This is in my notes with the words “ridiculous escape”: An 1889 article in Charles Dickens’ All the Year Round tells how Italian humanist Celio Secondo Curione outsmarted the Inquisition:
In my new prison I had been confined for a week, with huge pieces of wood chained to my feet, where I was favoured with a sudden inspiration from Heaven.

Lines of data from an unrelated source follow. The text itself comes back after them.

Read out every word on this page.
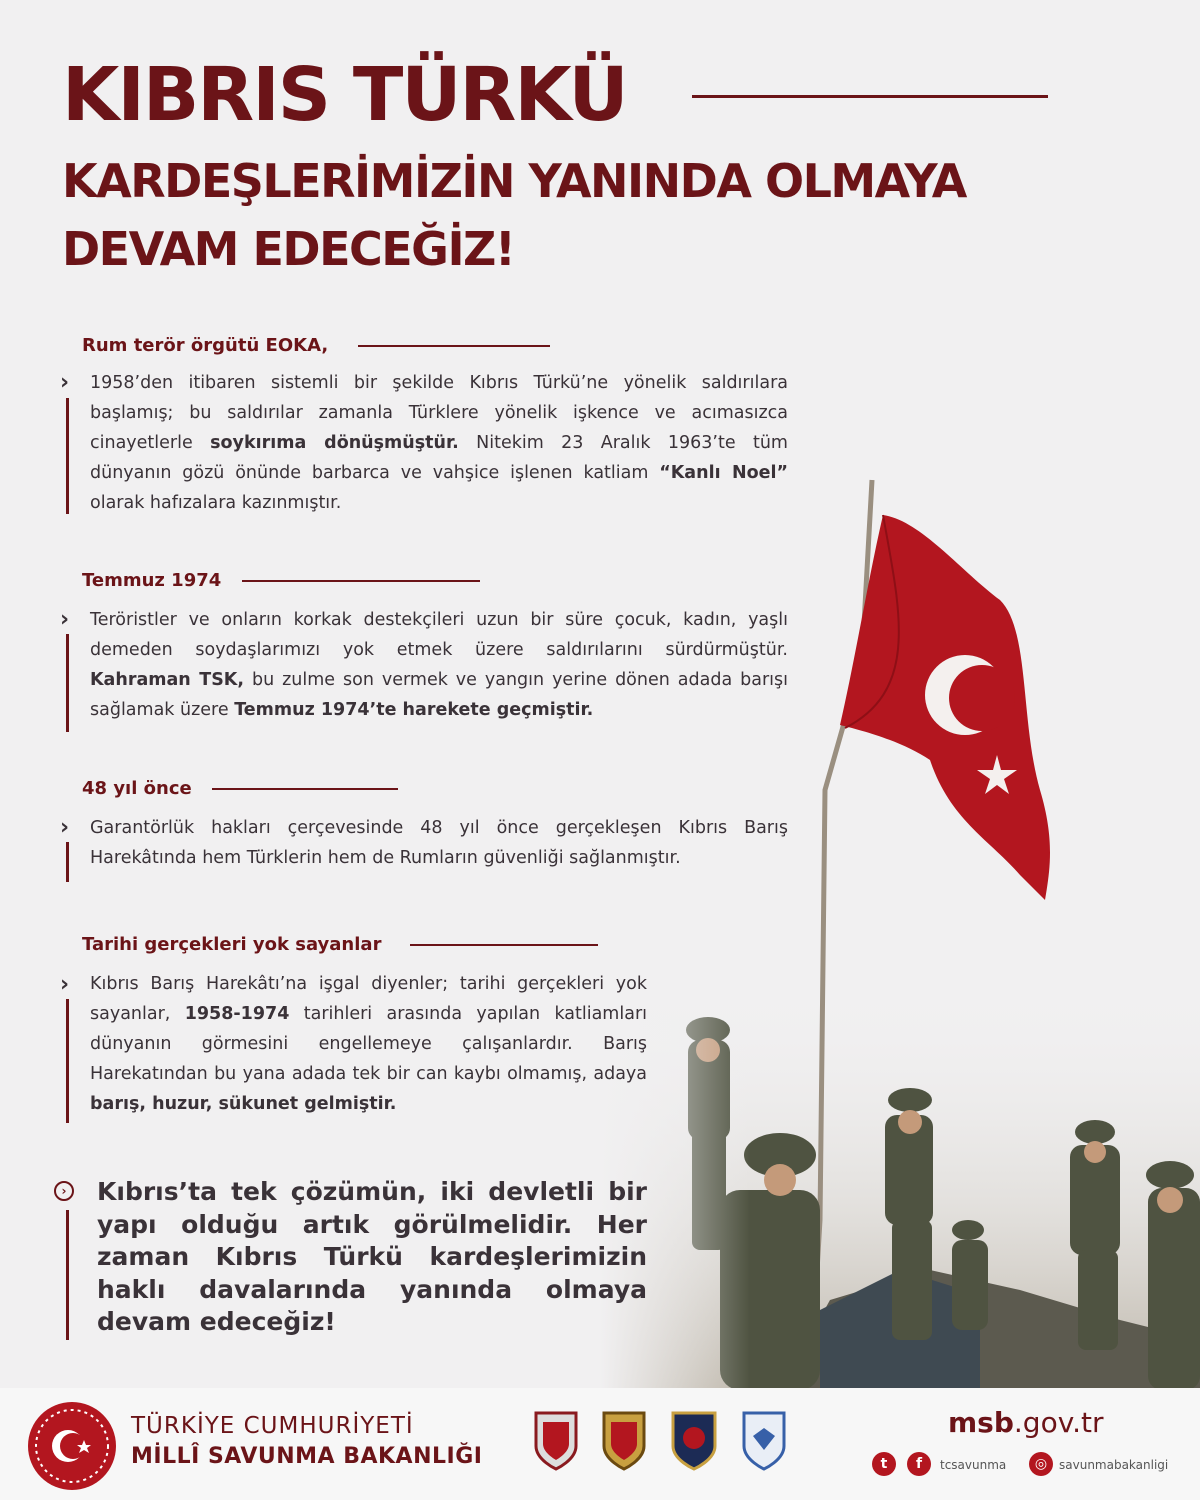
KIBRIS TÜRKÜ
KARDEŞLERİMİZİN YANINDA OLMAYA
DEVAM EDECEĞİZ!
Rum terör örgütü EOKA,
› 1958’den itibaren sistemli bir şekilde Kıbrıs Türkü’ne yönelik saldırılara başlamış; bu saldırılar zamanla Türklere yönelik işkence ve acımasızca cinayetlerle soykırıma dönüşmüştür. Nitekim 23 Aralık 1963’te tüm dünyanın gözü önünde barbarca ve vahşice işlenen katliam “Kanlı Noel” olarak hafızalara kazınmıştır.
Temmuz 1974
› Teröristler ve onların korkak destekçileri uzun bir süre çocuk, kadın, yaşlı demeden soydaşlarımızı yok etmek üzere saldırılarını sürdürmüştür. Kahraman TSK, bu zulme son vermek ve yangın yerine dönen adada barışı sağlamak üzere Temmuz 1974’te harekete geçmiştir.
48 yıl önce
› Garantörlük hakları çerçevesinde 48 yıl önce gerçekleşen Kıbrıs Barış Harekâtında hem Türklerin hem de Rumların güvenliği sağlanmıştır.
Tarihi gerçekleri yok sayanlar
› Kıbrıs Barış Harekâtı’na işgal diyenler; tarihi gerçekleri yok sayanlar, 1958-1974 tarihleri arasında yapılan katliamları dünyanın görmesini engellemeye çalışanlardır. Barış Harekatından bu yana adada tek bir can kaybı olmamış, adaya barış, huzur, sükunet gelmiştir.
›	Kıbrıs’ta tek çözümün, iki devletli bir yapı olduğu artık görülmelidir. Her zaman Kıbrıs Türkü kardeşlerimizin haklı davalarında yanında olmaya devam edeceğiz!
TÜRKİYE CUMHURİYETİ
MİLLÎ SAVUNMA BAKANLIĞI
msb.gov.tr
t	f	tcsavunma	◎ savunmabakanligi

As soon as the young man who acted as my keeper entered my chamber, I begged and prayed of him to release one of my feet from its encumbrances. It would be sufficient security, I said, that I should still by the other foot be fastened to an enormous log. As he was a humane sort of fellow, he consented, and set one foot free. A day, two days passed, during which I applied myself to work. Taking off my shirt, and also the stocking from the leg which was at liberty, I made them up into a dummy resembling a leg, on which I put a shoe. I was in want of something, however, to give it consistency, and was anxiously looking about in all directions, when I caught sight of a cane-stick lying under a row of seats. Seizing it joyfully, I inserted it into the sham limb, and concealing the true one under my cloak, waited the result of my stratagem. When my young keeper made his appearance next morning, he asked me how I was. ‘I should do pretty well,’ I said, ‘if you would be good enough to put my fetters on the other leg, so that each may have a rest in turn.’ He assented; and, without perceiving it, attached the log to the dummy.
“At night, when their loud snores informed him that his gaolers were asleep, Curion threw aside the false leg, resumed his shirt and stocking, and opened noiselessly the prison door, which was fastened by a simple bolt. Afterwards, though not without difficulty, he scaled the wall, and got away without interruption.”